We talk a lot about using technology to create more personalization — to deliver services or messages to just the right person or people. AMBER alerts are an example of the opposite: using tech to hit a mass audience as fast as possible. And, just like users can freak out when an advertiser seems to know a little too much about them, they can also get riled up when it seems like their personal space is being breached for something that doesn’t seem to apply to them.
At 3:51am EST, many New Yorkers awoke to a jarring alarm-like noise from their smartphones — similar to a fire alarm. The information on it, an AMBER alert, notified residents that 7-month-old Mario Danner, Jr., had been kidnapped by his mother, Mariana Lopez, after a visitation with him at a Harlem foster care center.
At a much more reasonable hour in the morning , angry New Yorkers took to Twitter and Reddit to express their feelings about the notifications, with many looking for a way to turn them off. Gothamist and other local publications obliged, creating how-tos for New Yorkers who wanted to end AMBER alerts for good on their smartphones. (You just turn off the AMBER alert switch with a simple swipe in your notifications.)

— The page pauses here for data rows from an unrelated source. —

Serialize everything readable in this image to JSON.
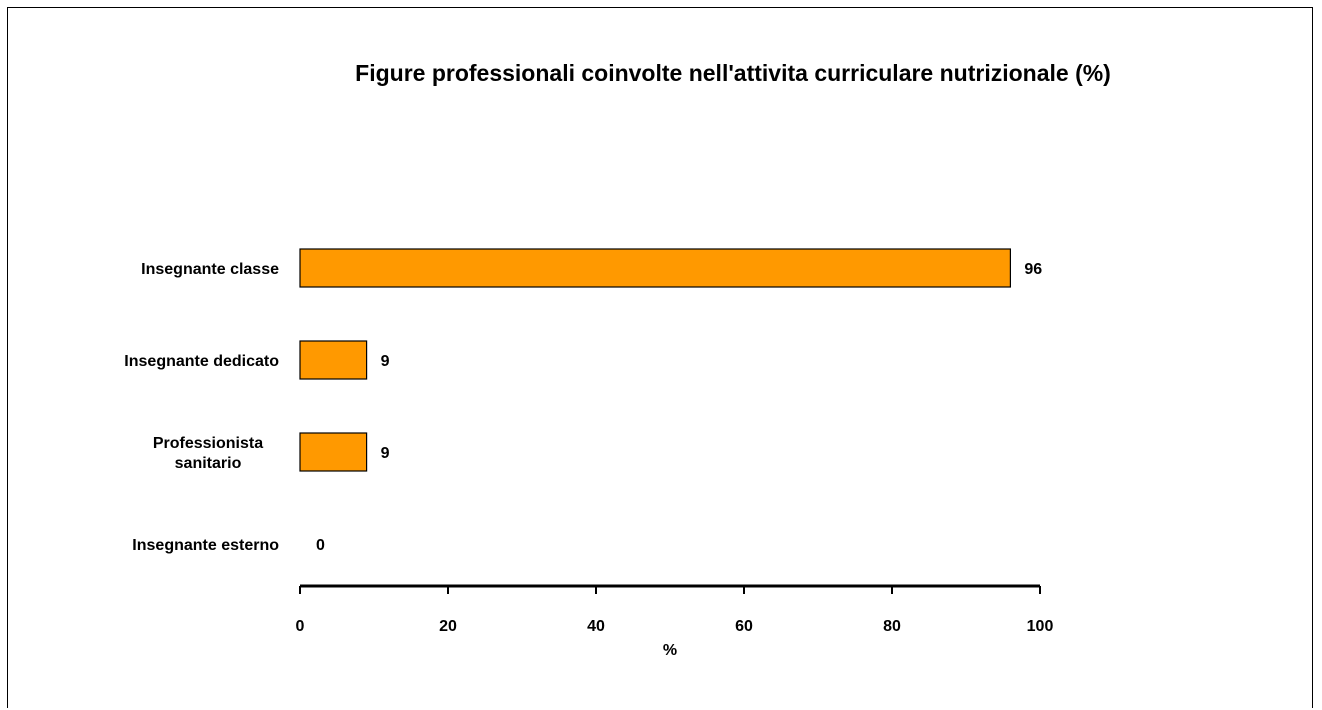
{
  "chart_data": {
    "type": "bar",
    "orientation": "horizontal",
    "title": "Figure professionali coinvolte nell'attivita curriculare nutrizionale (%)",
    "categories": [
      [
        "Insegnante classe"
      ],
      [
        "Insegnante dedicato"
      ],
      [
        "Professionista",
        "sanitario"
      ],
      [
        "Insegnante esterno"
      ]
    ],
    "values": [
      96,
      9,
      9,
      0
    ],
    "xlabel": "%",
    "ylabel": "",
    "xlim": [
      0,
      100
    ],
    "xticks": [
      0,
      20,
      40,
      60,
      80,
      100
    ],
    "grid": false,
    "legend": "none",
    "bar_color": "#FF9900",
    "bar_edge_color": "#000000"
  }
}
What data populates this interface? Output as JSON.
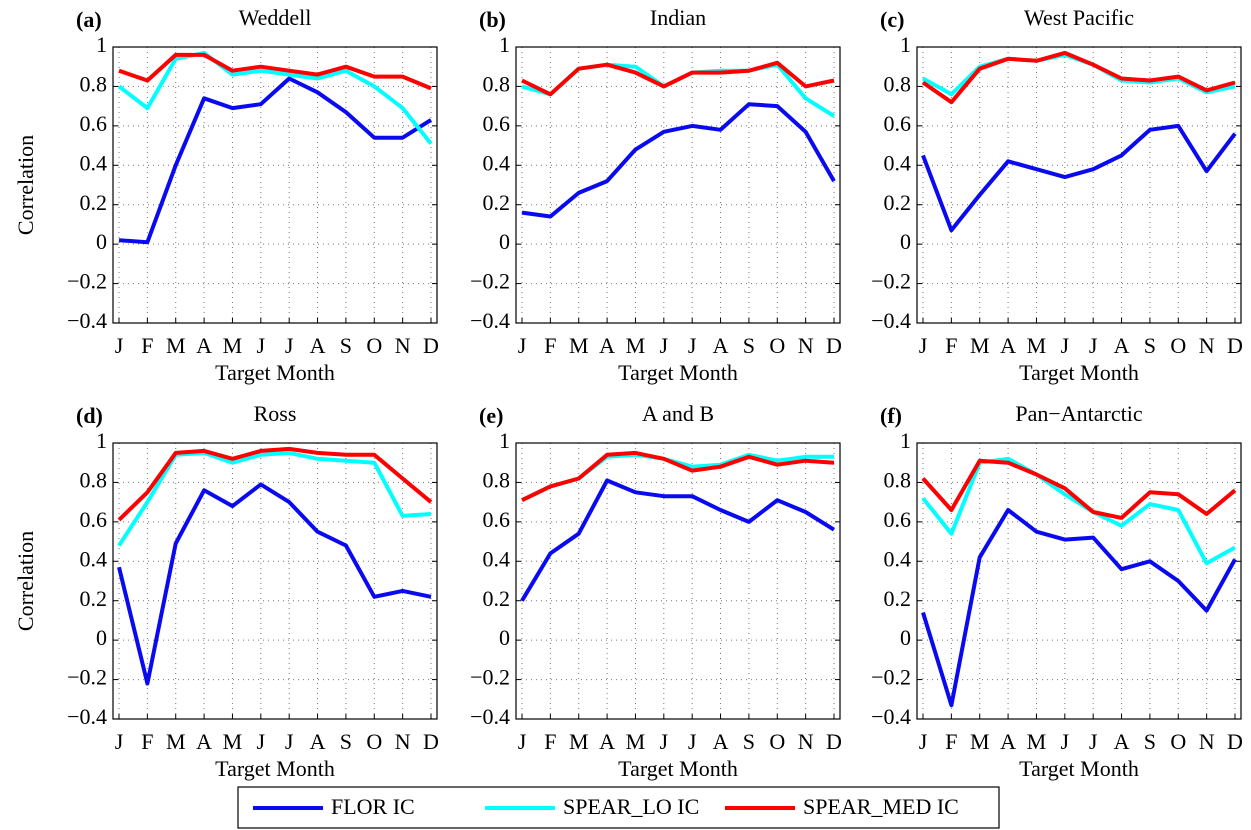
{
  "chart_data": [
    {
      "type": "line",
      "panel_label": "(a)",
      "title": "Weddell",
      "ylabel": "Correlation",
      "xlabel": "Target Month",
      "categories": [
        "J",
        "F",
        "M",
        "A",
        "M",
        "J",
        "J",
        "A",
        "S",
        "O",
        "N",
        "D"
      ],
      "ylim": [
        -0.4,
        1
      ],
      "yticks": [
        {
          "value": -0.4,
          "label": "−0.4"
        },
        {
          "value": -0.2,
          "label": "−0.2"
        },
        0,
        0.2,
        0.4,
        0.6,
        0.8,
        1
      ],
      "grid": true,
      "series": [
        {
          "name": "FLOR IC",
          "color": "#0a0af0",
          "values": [
            0.02,
            0.01,
            0.4,
            0.74,
            0.69,
            0.71,
            0.84,
            0.77,
            0.67,
            0.54,
            0.54,
            0.63
          ]
        },
        {
          "name": "SPEAR_LO IC",
          "color": "#00ffff",
          "values": [
            0.8,
            0.69,
            0.94,
            0.97,
            0.86,
            0.88,
            0.86,
            0.84,
            0.88,
            0.8,
            0.69,
            0.51
          ]
        },
        {
          "name": "SPEAR_MED IC",
          "color": "#ff0000",
          "values": [
            0.88,
            0.83,
            0.96,
            0.96,
            0.88,
            0.9,
            0.88,
            0.86,
            0.9,
            0.85,
            0.85,
            0.79
          ]
        }
      ]
    },
    {
      "type": "line",
      "panel_label": "(b)",
      "title": "Indian",
      "xlabel": "Target Month",
      "categories": [
        "J",
        "F",
        "M",
        "A",
        "M",
        "J",
        "J",
        "A",
        "S",
        "O",
        "N",
        "D"
      ],
      "ylim": [
        -0.4,
        1
      ],
      "yticks": [
        {
          "value": -0.4,
          "label": "−0.4"
        },
        {
          "value": -0.2,
          "label": "−0.2"
        },
        0,
        0.2,
        0.4,
        0.6,
        0.8,
        1
      ],
      "grid": true,
      "series": [
        {
          "color": "#0a0af0",
          "values": [
            0.16,
            0.14,
            0.26,
            0.32,
            0.48,
            0.57,
            0.6,
            0.58,
            0.71,
            0.7,
            0.57,
            0.32
          ]
        },
        {
          "color": "#00ffff",
          "values": [
            0.8,
            0.76,
            0.89,
            0.91,
            0.9,
            0.8,
            0.87,
            0.88,
            0.88,
            0.91,
            0.74,
            0.65
          ]
        },
        {
          "color": "#ff0000",
          "values": [
            0.83,
            0.76,
            0.89,
            0.91,
            0.87,
            0.8,
            0.87,
            0.87,
            0.88,
            0.92,
            0.8,
            0.83
          ]
        }
      ]
    },
    {
      "type": "line",
      "panel_label": "(c)",
      "title": "West Pacific",
      "xlabel": "Target Month",
      "categories": [
        "J",
        "F",
        "M",
        "A",
        "M",
        "J",
        "J",
        "A",
        "S",
        "O",
        "N",
        "D"
      ],
      "ylim": [
        -0.4,
        1
      ],
      "yticks": [
        {
          "value": -0.4,
          "label": "−0.4"
        },
        {
          "value": -0.2,
          "label": "−0.2"
        },
        0,
        0.2,
        0.4,
        0.6,
        0.8,
        1
      ],
      "grid": true,
      "series": [
        {
          "color": "#0a0af0",
          "values": [
            0.45,
            0.07,
            0.25,
            0.42,
            0.38,
            0.34,
            0.38,
            0.45,
            0.58,
            0.6,
            0.37,
            0.56
          ]
        },
        {
          "color": "#00ffff",
          "values": [
            0.84,
            0.76,
            0.9,
            0.94,
            0.93,
            0.96,
            0.91,
            0.83,
            0.82,
            0.84,
            0.77,
            0.8
          ]
        },
        {
          "color": "#ff0000",
          "values": [
            0.82,
            0.72,
            0.89,
            0.94,
            0.93,
            0.97,
            0.91,
            0.84,
            0.83,
            0.85,
            0.78,
            0.82
          ]
        }
      ]
    },
    {
      "type": "line",
      "panel_label": "(d)",
      "title": "Ross",
      "ylabel": "Correlation",
      "xlabel": "Target Month",
      "categories": [
        "J",
        "F",
        "M",
        "A",
        "M",
        "J",
        "J",
        "A",
        "S",
        "O",
        "N",
        "D"
      ],
      "ylim": [
        -0.4,
        1
      ],
      "yticks": [
        {
          "value": -0.4,
          "label": "−0.4"
        },
        {
          "value": -0.2,
          "label": "−0.2"
        },
        0,
        0.2,
        0.4,
        0.6,
        0.8,
        1
      ],
      "grid": true,
      "series": [
        {
          "color": "#0a0af0",
          "values": [
            0.37,
            -0.22,
            0.49,
            0.76,
            0.68,
            0.79,
            0.7,
            0.55,
            0.48,
            0.22,
            0.25,
            0.22
          ]
        },
        {
          "color": "#00ffff",
          "values": [
            0.48,
            0.7,
            0.94,
            0.95,
            0.9,
            0.94,
            0.95,
            0.92,
            0.91,
            0.9,
            0.63,
            0.64
          ]
        },
        {
          "color": "#ff0000",
          "values": [
            0.61,
            0.75,
            0.95,
            0.96,
            0.92,
            0.96,
            0.97,
            0.95,
            0.94,
            0.94,
            0.82,
            0.7
          ]
        }
      ]
    },
    {
      "type": "line",
      "panel_label": "(e)",
      "title": "A and B",
      "xlabel": "Target Month",
      "categories": [
        "J",
        "F",
        "M",
        "A",
        "M",
        "J",
        "J",
        "A",
        "S",
        "O",
        "N",
        "D"
      ],
      "ylim": [
        -0.4,
        1
      ],
      "yticks": [
        {
          "value": -0.4,
          "label": "−0.4"
        },
        {
          "value": -0.2,
          "label": "−0.2"
        },
        0,
        0.2,
        0.4,
        0.6,
        0.8,
        1
      ],
      "grid": true,
      "series": [
        {
          "color": "#0a0af0",
          "values": [
            0.2,
            0.44,
            0.54,
            0.81,
            0.75,
            0.73,
            0.73,
            0.66,
            0.6,
            0.71,
            0.65,
            0.56
          ]
        },
        {
          "color": "#00ffff",
          "values": [
            0.71,
            0.78,
            0.82,
            0.93,
            0.94,
            0.92,
            0.88,
            0.89,
            0.94,
            0.91,
            0.93,
            0.93
          ]
        },
        {
          "color": "#ff0000",
          "values": [
            0.71,
            0.78,
            0.82,
            0.94,
            0.95,
            0.92,
            0.86,
            0.88,
            0.93,
            0.89,
            0.91,
            0.9
          ]
        }
      ]
    },
    {
      "type": "line",
      "panel_label": "(f)",
      "title": "Pan−Antarctic",
      "xlabel": "Target Month",
      "categories": [
        "J",
        "F",
        "M",
        "A",
        "M",
        "J",
        "J",
        "A",
        "S",
        "O",
        "N",
        "D"
      ],
      "ylim": [
        -0.4,
        1
      ],
      "yticks": [
        {
          "value": -0.4,
          "label": "−0.4"
        },
        {
          "value": -0.2,
          "label": "−0.2"
        },
        0,
        0.2,
        0.4,
        0.6,
        0.8,
        1
      ],
      "grid": true,
      "series": [
        {
          "color": "#0a0af0",
          "values": [
            0.14,
            -0.33,
            0.42,
            0.66,
            0.55,
            0.51,
            0.52,
            0.36,
            0.4,
            0.3,
            0.15,
            0.41
          ]
        },
        {
          "color": "#00ffff",
          "values": [
            0.72,
            0.54,
            0.9,
            0.92,
            0.84,
            0.74,
            0.65,
            0.58,
            0.69,
            0.66,
            0.39,
            0.47
          ]
        },
        {
          "color": "#ff0000",
          "values": [
            0.82,
            0.66,
            0.91,
            0.9,
            0.84,
            0.77,
            0.65,
            0.62,
            0.75,
            0.74,
            0.64,
            0.76
          ]
        }
      ]
    }
  ]
}
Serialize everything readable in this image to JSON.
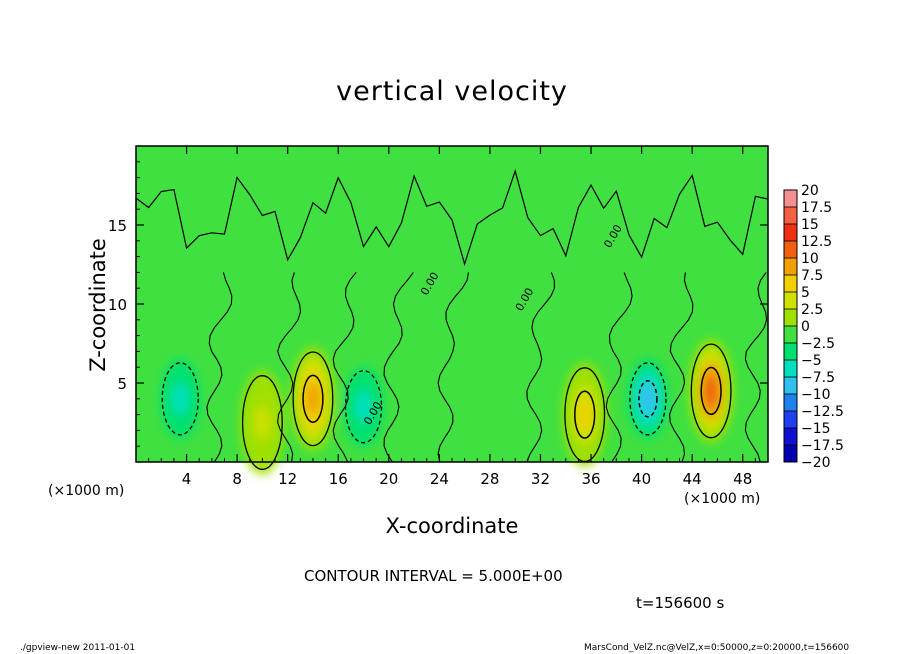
{
  "chart_data": {
    "type": "heatmap",
    "title": "vertical velocity",
    "xlabel": "X-coordinate",
    "ylabel": "Z-coordinate",
    "x_unit_label": "(×1000 m)",
    "x_ticks": [
      4,
      8,
      12,
      16,
      20,
      24,
      28,
      32,
      36,
      40,
      44,
      48
    ],
    "y_ticks": [
      5,
      10,
      15
    ],
    "xlim": [
      0,
      50
    ],
    "ylim": [
      0,
      20
    ],
    "contour_interval_text": "CONTOUR INTERVAL = 5.000E+00",
    "contour_labels": [
      "0.00",
      "0.00",
      "0.00",
      "0.00"
    ],
    "time_text": "t=156600 s",
    "colorbar": {
      "levels": [
        "20",
        "17.5",
        "15",
        "12.5",
        "10",
        "7.5",
        "5",
        "2.5",
        "0",
        "−2.5",
        "−5",
        "−7.5",
        "−10",
        "−12.5",
        "−15",
        "−17.5",
        "−20"
      ],
      "colors": [
        "#f59090",
        "#f46040",
        "#f03010",
        "#f06010",
        "#f0a000",
        "#f0d000",
        "#d0e000",
        "#a0e000",
        "#40e040",
        "#00e070",
        "#00e0c0",
        "#30c0f0",
        "#2080f0",
        "#2040f0",
        "#1010d0",
        "#0000b0",
        "#6020c0"
      ]
    },
    "features": [
      {
        "kind": "updraft",
        "x": 45.5,
        "z": 4.5,
        "peak": 12.5
      },
      {
        "kind": "updraft",
        "x": 35.5,
        "z": 3.0,
        "peak": 8
      },
      {
        "kind": "updraft",
        "x": 14.0,
        "z": 4.0,
        "peak": 9
      },
      {
        "kind": "updraft",
        "x": 10.0,
        "z": 2.5,
        "peak": 4
      },
      {
        "kind": "downdraft",
        "x": 40.5,
        "z": 4.0,
        "peak": -8
      },
      {
        "kind": "downdraft",
        "x": 18.0,
        "z": 3.5,
        "peak": -6
      },
      {
        "kind": "downdraft",
        "x": 3.5,
        "z": 4.0,
        "peak": -6
      }
    ]
  },
  "footer": {
    "left": "./gpview-new   2011-01-01",
    "right": "MarsCond_VelZ.nc@VelZ,x=0:50000,z=0:20000,t=156600"
  }
}
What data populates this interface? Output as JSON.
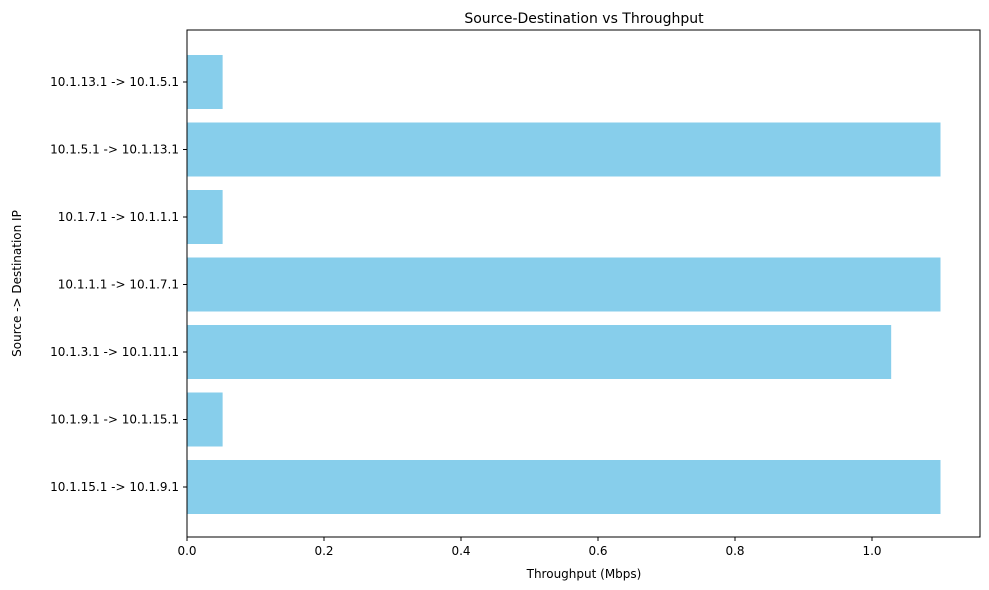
{
  "chart_data": {
    "type": "bar",
    "orientation": "horizontal",
    "title": "Source-Destination vs Throughput",
    "xlabel": "Throughput (Mbps)",
    "ylabel": "Source -> Destination IP",
    "categories": [
      "10.1.15.1 -> 10.1.9.1",
      "10.1.9.1 -> 10.1.15.1",
      "10.1.3.1 -> 10.1.11.1",
      "10.1.1.1 -> 10.1.7.1",
      "10.1.7.1 -> 10.1.1.1",
      "10.1.5.1 -> 10.1.13.1",
      "10.1.13.1 -> 10.1.5.1"
    ],
    "values": [
      1.1,
      0.052,
      1.028,
      1.1,
      0.052,
      1.1,
      0.052
    ],
    "xlim": [
      0,
      1.155
    ],
    "xticks": [
      "0.0",
      "0.2",
      "0.4",
      "0.6",
      "0.8",
      "1.0"
    ],
    "bar_color": "#87ceeb",
    "grid": false
  }
}
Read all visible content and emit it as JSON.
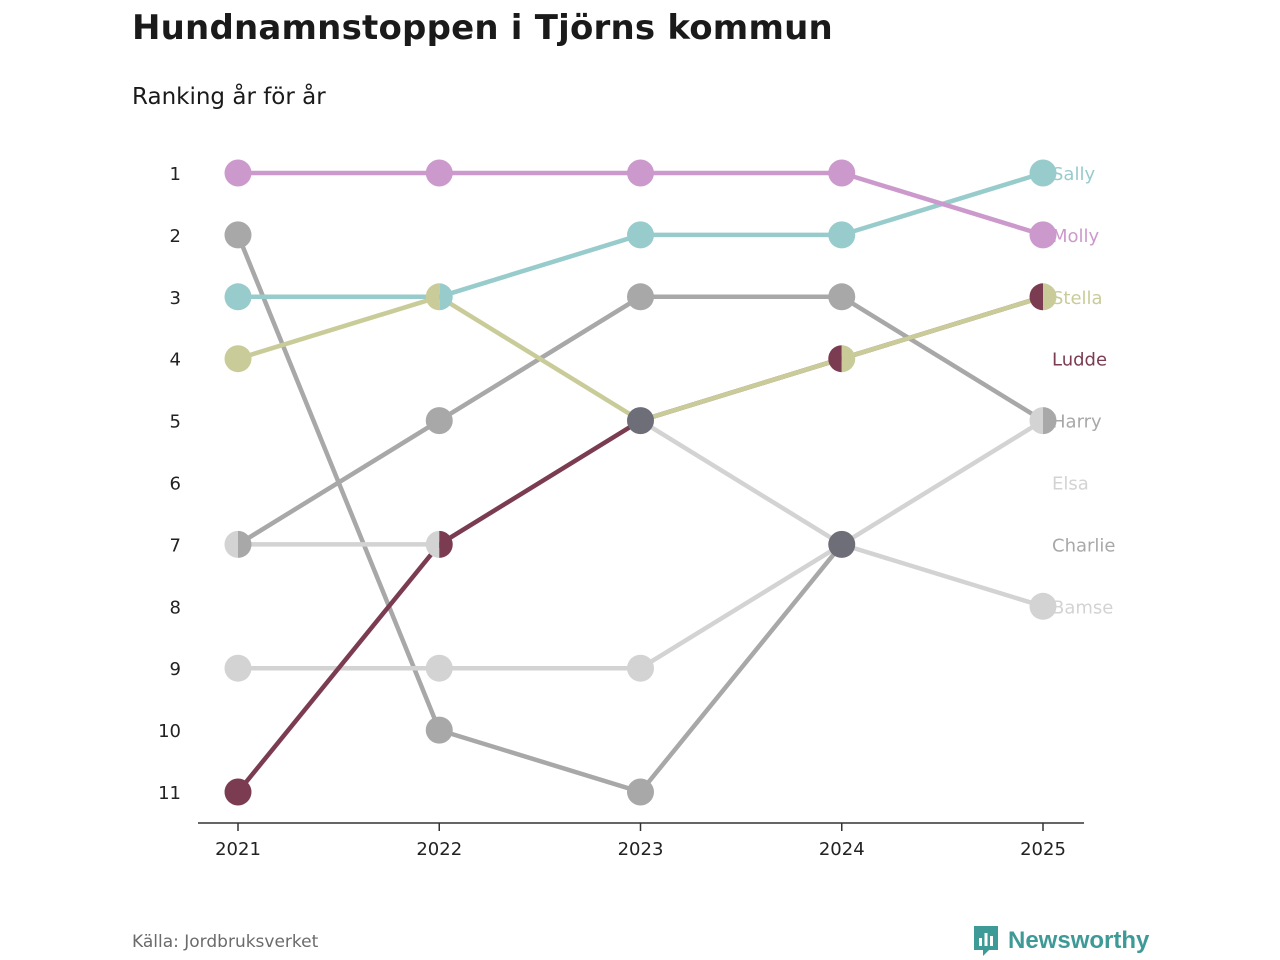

Hope they found the child, but must they wake us all with a loud Amber Alert in the middle of the night? Can’t look for a car then. #NYC
— Hudsonette (@hudsonette) July 17, 2013
The use of the cell network to issue AMBER alerts, called the Wireless Emergency Alert program, has only been federal protocol since January, after Congress voted to approve cell notifications for weather alerts. But it has already caused quite a stir for its execution — its loud droning noise blows through both the Silent and Do Not Disturb modes on phones.
It’s important to note that in order to issue an AMBER alert, authorities must confirm that a child has been kidnapped, feel that the child is in grave danger at the hands of the kidnapper, and have enough information to aid the public in identifying the kidnapper. Lopez, a 25-year-old bipolar woman with a violent streak who no longer had custody of Danner, was considered enough of a danger to alert the city. The goal of an AMBER alert is, obviously, to be heard.
While it’s no fun to be woken up in the middle of the night, disabling the AMBER alert system goes against the spirit of the warning. Created in memory of Amber Hagerman, who was kidnapped while riding a bicycle in front of her home, the alert is designed to find children who are in danger as soon as possible. Yes, the blanket warning woke up countless New Yorkers, but it’s also likely that it reached others who were awake at the time. Disabling the alert and encouraging others to do limits the possibility of someone actually being in a position to help.
As of 2pm EST, police had found Danner and his mother, so all is well that ends well. But the AMBER alert for the phone remains a tangle. The “on or off” choice is too strict: There should be an option to silence it while sleeping. But sacrificing a little convenience to help save a child’s life is worth it in the long run.